Он ставит последнюю иглу между лопатками. Там чувствительность куда выше. Тело вздрагивает, и он сразу успокаивает.
— Всё в порядке. Так должно быть. Скоро и в остальных местах нервы проснутся.
— Кажется, ты по жизни оптимист.
— Предпочитаешь иметь дело с теми, у кого стакан наполовину пуст? — веселится Евгений. — Оставлю тебя на какое-то время, просто полежи.
Он включает таймер и уходит. А я лежу, рассматривая себя в зеркало. Действительно игольница. Потом закрываю глаза и пытаюсь расслабиться. В комнате тихо, как в операционной после завершённой битвы. Только моё дыхание и безмолвная тяжесть ног. Я представляю их движущимися, сильными, и стараюсь вспомнить, как это — просто встать.
Открываю глаза через каждые десять минут, но возвращается Женя спустя час. Извлекает иглы бережно, как будто вынимает крошечные якоря из тонущего корабля.
— Проверим зрительный контакт, — наклоняется ближе, ищет меня в моих глазах. — Пульс ровный, — выдаёт заключение. По моей просьбе помогает перевернуться, потому что здесь нет никаких турников и палок, позволяющих сделать это самой. Даёт полотенце прикрыть наготу, ощущая мою неловкость, и помогает сесть, поддерживая спину и переставляя ноги, как хрупкие предметы. А потом отворачивается, позволяя натянуть бюстгальтер и футболку.
— Всё хорошо. Мы начали. Медленно, но уверенно, — произносит, и его голос будто оставляет свет в этой темноте. А я просто молчу. Что тут скажешь? Одна снежинка ещё не снег. Поживём — увидим.

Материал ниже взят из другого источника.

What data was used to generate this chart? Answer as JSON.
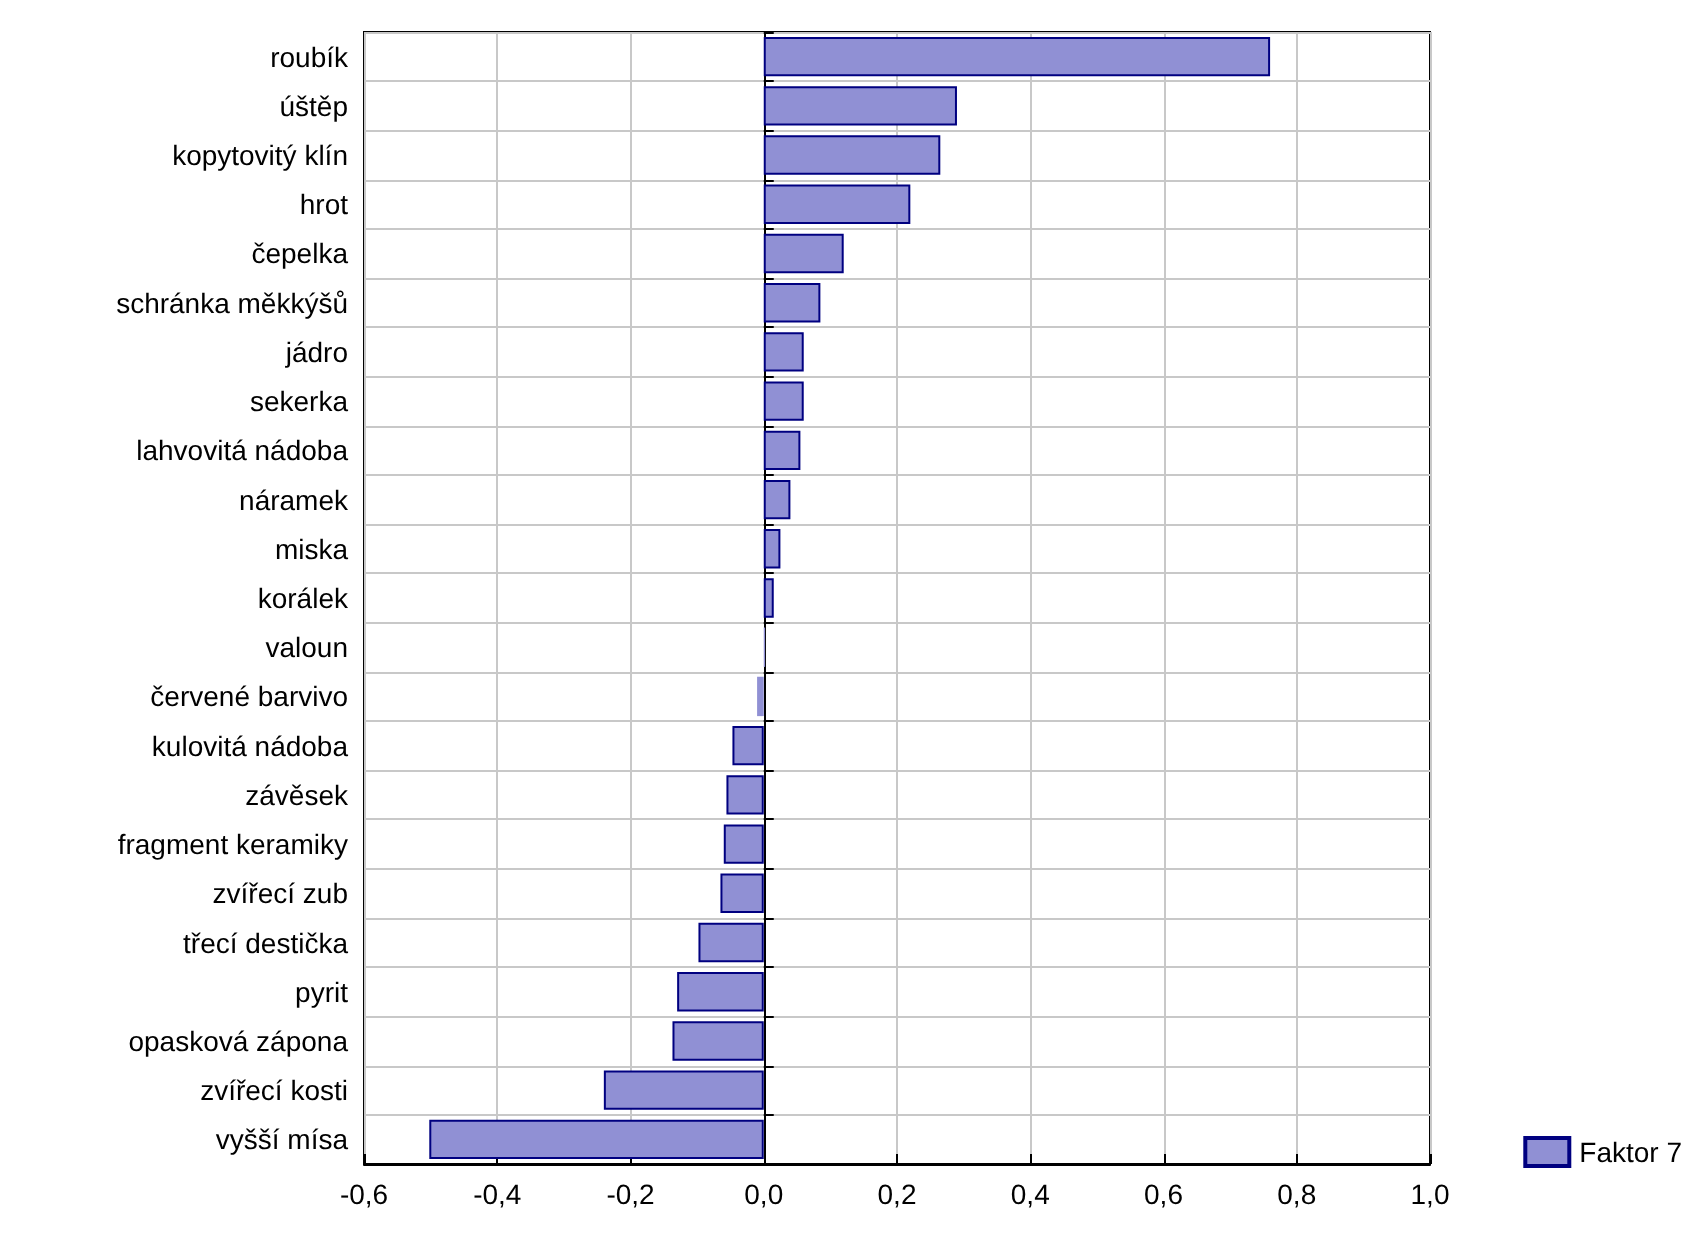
{
  "chart_data": {
    "type": "bar",
    "orientation": "horizontal",
    "categories": [
      "roubík",
      "úštěp",
      "kopytovitý klín",
      "hrot",
      "čepelka",
      "schránka měkkýšů",
      "jádro",
      "sekerka",
      "lahvovitá nádoba",
      "náramek",
      "miska",
      "korálek",
      "valoun",
      "červené barvivo",
      "kulovitá nádoba",
      "závěsek",
      "fragment keramiky",
      "zvířecí zub",
      "třecí destička",
      "pyrit",
      "opasková zápona",
      "zvířecí kosti",
      "vyšší mísa"
    ],
    "series": [
      {
        "name": "Faktor 7",
        "color": "#9090d4",
        "values": [
          0.76,
          0.29,
          0.265,
          0.22,
          0.12,
          0.085,
          0.06,
          0.06,
          0.055,
          0.04,
          0.025,
          0.015,
          0.002,
          -0.01,
          -0.047,
          -0.056,
          -0.06,
          -0.065,
          -0.098,
          -0.13,
          -0.137,
          -0.24,
          -0.502
        ]
      }
    ],
    "xlim": [
      -0.6,
      1.0
    ],
    "xticks": [
      {
        "value": -0.6,
        "label": "-0,6"
      },
      {
        "value": -0.4,
        "label": "-0,4"
      },
      {
        "value": -0.2,
        "label": "-0,2"
      },
      {
        "value": 0,
        "label": "0,0"
      },
      {
        "value": 0.2,
        "label": "0,2"
      },
      {
        "value": 0.4,
        "label": "0,4"
      },
      {
        "value": 0.6,
        "label": "0,6"
      },
      {
        "value": 0.8,
        "label": "0,8"
      },
      {
        "value": 1.0,
        "label": "1,0"
      }
    ],
    "grid": true,
    "legend": "bottom right"
  }
}
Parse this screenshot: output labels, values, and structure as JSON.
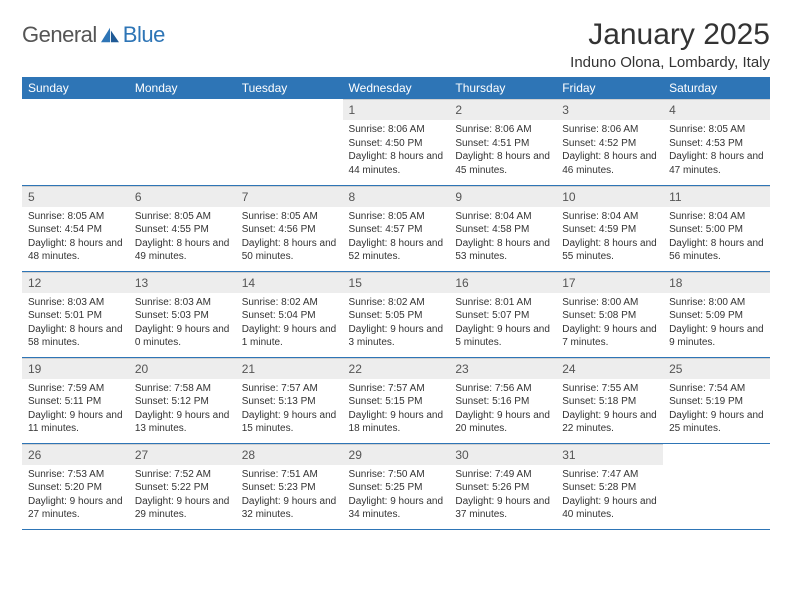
{
  "logo": {
    "general": "General",
    "blue": "Blue"
  },
  "header": {
    "month_title": "January 2025",
    "location": "Induno Olona, Lombardy, Italy"
  },
  "columns": [
    "Sunday",
    "Monday",
    "Tuesday",
    "Wednesday",
    "Thursday",
    "Friday",
    "Saturday"
  ],
  "style": {
    "header_bg": "#2e75b6",
    "header_fg": "#ffffff",
    "daynum_bg": "#ededed",
    "rule_color": "#2e75b6",
    "title_fontsize": 30,
    "location_fontsize": 15,
    "col_header_fontsize": 12,
    "daynum_fontsize": 12,
    "body_fontsize": 10
  },
  "weeks": [
    [
      null,
      null,
      null,
      {
        "n": "1",
        "sr": "8:06 AM",
        "ss": "4:50 PM",
        "dl": "8 hours and 44 minutes."
      },
      {
        "n": "2",
        "sr": "8:06 AM",
        "ss": "4:51 PM",
        "dl": "8 hours and 45 minutes."
      },
      {
        "n": "3",
        "sr": "8:06 AM",
        "ss": "4:52 PM",
        "dl": "8 hours and 46 minutes."
      },
      {
        "n": "4",
        "sr": "8:05 AM",
        "ss": "4:53 PM",
        "dl": "8 hours and 47 minutes."
      }
    ],
    [
      {
        "n": "5",
        "sr": "8:05 AM",
        "ss": "4:54 PM",
        "dl": "8 hours and 48 minutes."
      },
      {
        "n": "6",
        "sr": "8:05 AM",
        "ss": "4:55 PM",
        "dl": "8 hours and 49 minutes."
      },
      {
        "n": "7",
        "sr": "8:05 AM",
        "ss": "4:56 PM",
        "dl": "8 hours and 50 minutes."
      },
      {
        "n": "8",
        "sr": "8:05 AM",
        "ss": "4:57 PM",
        "dl": "8 hours and 52 minutes."
      },
      {
        "n": "9",
        "sr": "8:04 AM",
        "ss": "4:58 PM",
        "dl": "8 hours and 53 minutes."
      },
      {
        "n": "10",
        "sr": "8:04 AM",
        "ss": "4:59 PM",
        "dl": "8 hours and 55 minutes."
      },
      {
        "n": "11",
        "sr": "8:04 AM",
        "ss": "5:00 PM",
        "dl": "8 hours and 56 minutes."
      }
    ],
    [
      {
        "n": "12",
        "sr": "8:03 AM",
        "ss": "5:01 PM",
        "dl": "8 hours and 58 minutes."
      },
      {
        "n": "13",
        "sr": "8:03 AM",
        "ss": "5:03 PM",
        "dl": "9 hours and 0 minutes."
      },
      {
        "n": "14",
        "sr": "8:02 AM",
        "ss": "5:04 PM",
        "dl": "9 hours and 1 minute."
      },
      {
        "n": "15",
        "sr": "8:02 AM",
        "ss": "5:05 PM",
        "dl": "9 hours and 3 minutes."
      },
      {
        "n": "16",
        "sr": "8:01 AM",
        "ss": "5:07 PM",
        "dl": "9 hours and 5 minutes."
      },
      {
        "n": "17",
        "sr": "8:00 AM",
        "ss": "5:08 PM",
        "dl": "9 hours and 7 minutes."
      },
      {
        "n": "18",
        "sr": "8:00 AM",
        "ss": "5:09 PM",
        "dl": "9 hours and 9 minutes."
      }
    ],
    [
      {
        "n": "19",
        "sr": "7:59 AM",
        "ss": "5:11 PM",
        "dl": "9 hours and 11 minutes."
      },
      {
        "n": "20",
        "sr": "7:58 AM",
        "ss": "5:12 PM",
        "dl": "9 hours and 13 minutes."
      },
      {
        "n": "21",
        "sr": "7:57 AM",
        "ss": "5:13 PM",
        "dl": "9 hours and 15 minutes."
      },
      {
        "n": "22",
        "sr": "7:57 AM",
        "ss": "5:15 PM",
        "dl": "9 hours and 18 minutes."
      },
      {
        "n": "23",
        "sr": "7:56 AM",
        "ss": "5:16 PM",
        "dl": "9 hours and 20 minutes."
      },
      {
        "n": "24",
        "sr": "7:55 AM",
        "ss": "5:18 PM",
        "dl": "9 hours and 22 minutes."
      },
      {
        "n": "25",
        "sr": "7:54 AM",
        "ss": "5:19 PM",
        "dl": "9 hours and 25 minutes."
      }
    ],
    [
      {
        "n": "26",
        "sr": "7:53 AM",
        "ss": "5:20 PM",
        "dl": "9 hours and 27 minutes."
      },
      {
        "n": "27",
        "sr": "7:52 AM",
        "ss": "5:22 PM",
        "dl": "9 hours and 29 minutes."
      },
      {
        "n": "28",
        "sr": "7:51 AM",
        "ss": "5:23 PM",
        "dl": "9 hours and 32 minutes."
      },
      {
        "n": "29",
        "sr": "7:50 AM",
        "ss": "5:25 PM",
        "dl": "9 hours and 34 minutes."
      },
      {
        "n": "30",
        "sr": "7:49 AM",
        "ss": "5:26 PM",
        "dl": "9 hours and 37 minutes."
      },
      {
        "n": "31",
        "sr": "7:47 AM",
        "ss": "5:28 PM",
        "dl": "9 hours and 40 minutes."
      },
      null
    ]
  ],
  "labels": {
    "sunrise": "Sunrise: ",
    "sunset": "Sunset: ",
    "daylight": "Daylight: "
  }
}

В небольшом коридоре меня ждёт Владимир, и это странно. Раньше я видела лицо Ростовцева, который сопровождал меня на физио и по врачам. Сперва. Он словно был напуган и заинтересован в том, чтобы у меня всё наладилось. Словно он ощущал собственную вину за произошедшее. А потом как выветрилось. Время стёрло его память и причины аварии, оставив мне две нерабочие ноги.
— Жду послезавтра, — говорит на прощание Женя, и мы покидаем его пенаты.
Загружаемся в машину, и я сразу различаю сладкий запах какой-то выпечки. Владимир лезет назад, добывая коробку с пирожными.
— Угощайся. Люблю магазинчик неподалёку. Чем просто стоять, решил сгонять туда.
Решаю, что это я тоже оплачу, просто не скажу ему, и добываю эклер, который тает на языке, словно мамины сладости. Было время, когда она их готовила, даже теперь иногда делает. Но они уже совсем другие, потому что и она стала другой.
— Вкусно, — хвалю. Но не потому, что лгу, на самом деле.
— Что дальше? — интересуется водитель-телохранитель.
— Поехали домой, Вов, — смотрю вперёд, откинувшись на спинку.
— К тебе или ко мне?
Поворачиваю голову в его сторону, и он откашливается.
— Прости, неуместная шутка, — стирает улыбку.
— Да не извиняйся, я всё понимаю.
— Что понимаешь?
— Ну-у-у, это.
— Что это? — не отстаёт.
— Это для молодых и здоровых, — наконец, произношу.
— А что делать старикам? — смотрит на меня со смехом.
— Всё, прекрати, — мне неловко, что я тут же заталкиваю в рот оставшуюся часть эклера.
— У тебя крем, — подсказывает Владимир, выдавая салфетку. — И зря ты так, Инга. Старость — это где-то лет через тридцать. А пока надо жить на полную катушку, просто ты боишься это себе позволить.